GoShifter will output a message on the screen (and print the P-value corresponding to the significance of an overlap). The following output files will be created:

*.enrich – output file with observed and permuted overlap values

nperm nSnpOverlap allSnps enrichment
0 29 68 0.42647
1 17 68 0.25
2 26 68 0.38235
3 25 68 0.36765
4 23 68 0.33824
5 17 68 0.25
6 21 68 0.30882
7 25 68 0.36765
8 17 68 0.25

nperm = 0 is the observed overlap nSnpOverlap – number of loci where at least one SNP overlaps an annotation allSnps – total number of tested loci enrichment – nSnpOverlap/allSnps

Note, P-value is the number of times the “enrichment” is greater or equal to the observed overlap divided by total number of permutations.
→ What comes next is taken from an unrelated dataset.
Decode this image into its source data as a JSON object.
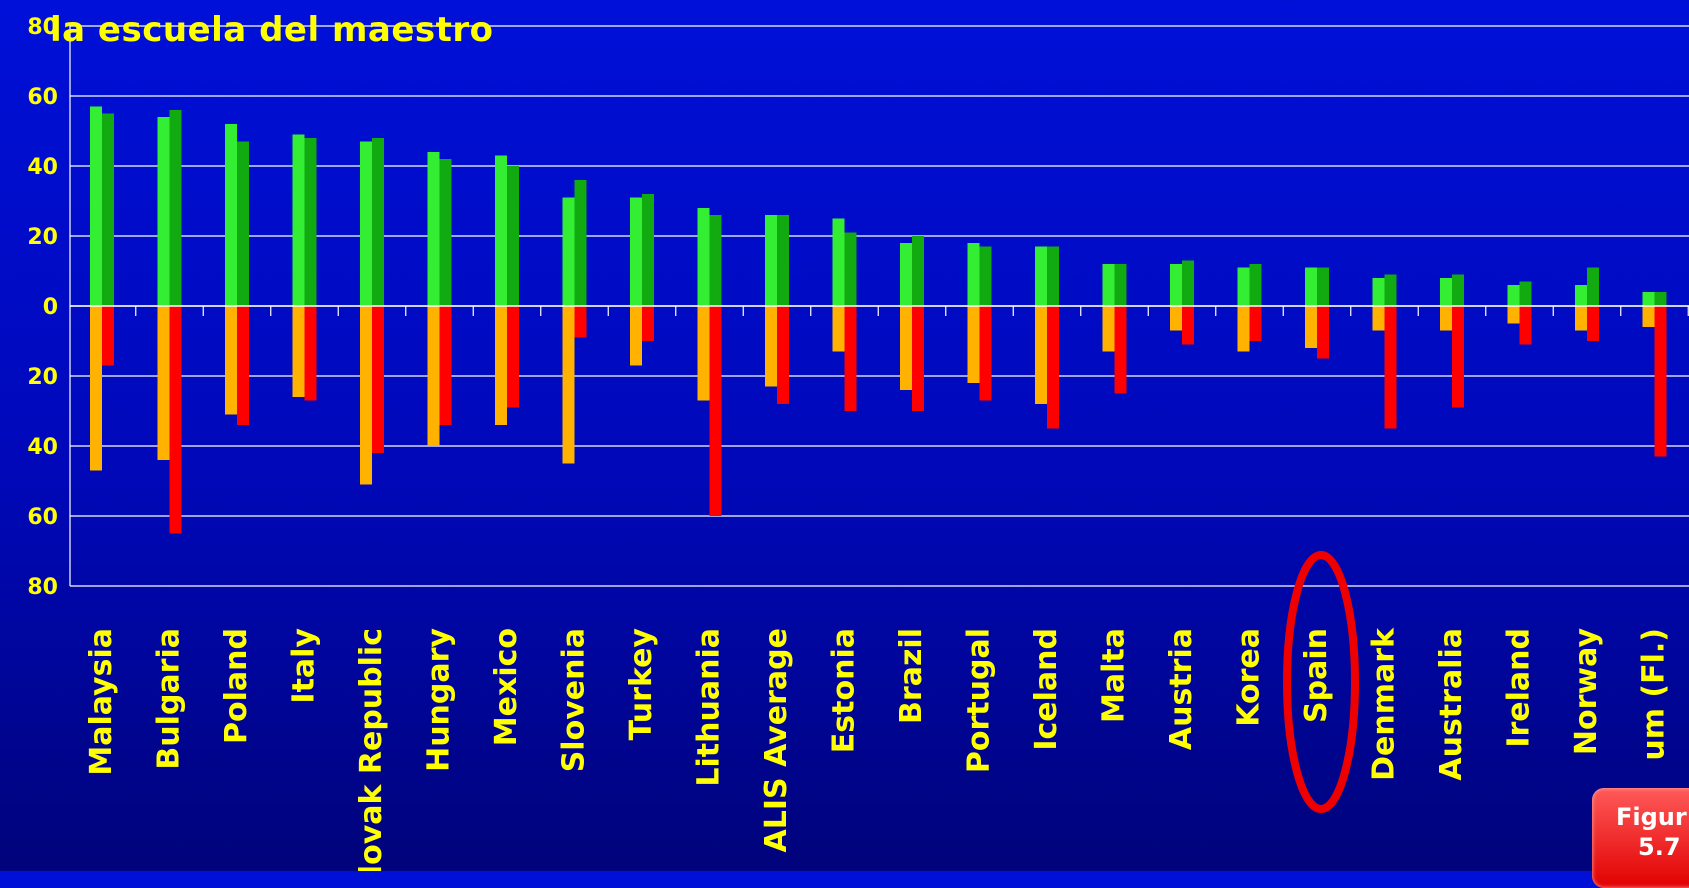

*.locusscore – the likelihood of a locus to overlap an annotation under the null. The smaller the value the more likely a locus overlaps an annotation not by chance. Loci not overlapping any annotation are denoted as “N/A”.

locus overlap score
rs11780156 1 0.609
rs4808801 1 0.996
rs10069690 N/A N/A
rs12493607 1 0.888
rs1045485 N/A N/A
rs204247 1 0.678
rs3757318 N/A N/A
rs2943559 N/A N/A
rs11552449 N/A N/A

*.snpscore – defines which LD SNPs are overlapping an annotation in the observed data

locus ld_snp overlap
rs11780156 rs11780156 1
rs11780156 rs1016578 0
rs11780156 rs12542202 0
rs11780156 rs11776569 0
rs11780156 rs7836152 0
rs11780156 rs10956414 0
rs11780156 rs67397162 0
rs11780156 rs11778142 1
rs11780156 rs11997192 0

goshifter.strat.py

Input files:

snpmap – see above annotation-a – mappings of the primary annotation which will be tested for enrichment with the SNP set. See above for format details for the annotation input file. annotation-b – mappings of the secondary annotation. Assessment of enrichment for annotation-a will be tested stratifying on this annotation-b. See above for format details for the annotation input file.

Usage:

./goshifter.strat.py --snpmap FILE --annotation-a FILE --annotation-b FILE --permute INT --ld DIR --out FILE [--rsquared NUM --window NUM --min-shift NUM --max-shift NUM --ld-extend NUM --no-ld]

If you make use of LD files precalculated by ProxyFinder, replace --ld 1kG-beaglerelease3/pairwise_ld/ with --proxies /path/to/proxyfinderoutput.txt

Options

Same options as goshifter.py, with the exception:

-a, --annotation-a	FILE	File with primary annotations, bed format. Gzipped. No header.
-b, --annotation-b	FILE	File with annotation to stratify on, bed format. Gzipped. No header.

Example usage

./goshifter.strat.py --snpmap test_data/bc.snpmappings.hg19.txt --annotation-a test_data/UCSFUBC. Breast_vHMEC.bed.gz --annotation-b test_data/UCSFUBC.Breast_Myoepithelial_Cells.bed.gz --permute 1000 --ld 1kG-beaglerelease3/pairwise_ld/ --out test_data/bc.H3K4me1_vHMEC_strat_Myoepithelial_Cells

This will output a message on the screen (and print the P-value corresponding to the significance of an overlap) and write results to *.enrich (see above for explanation of the format).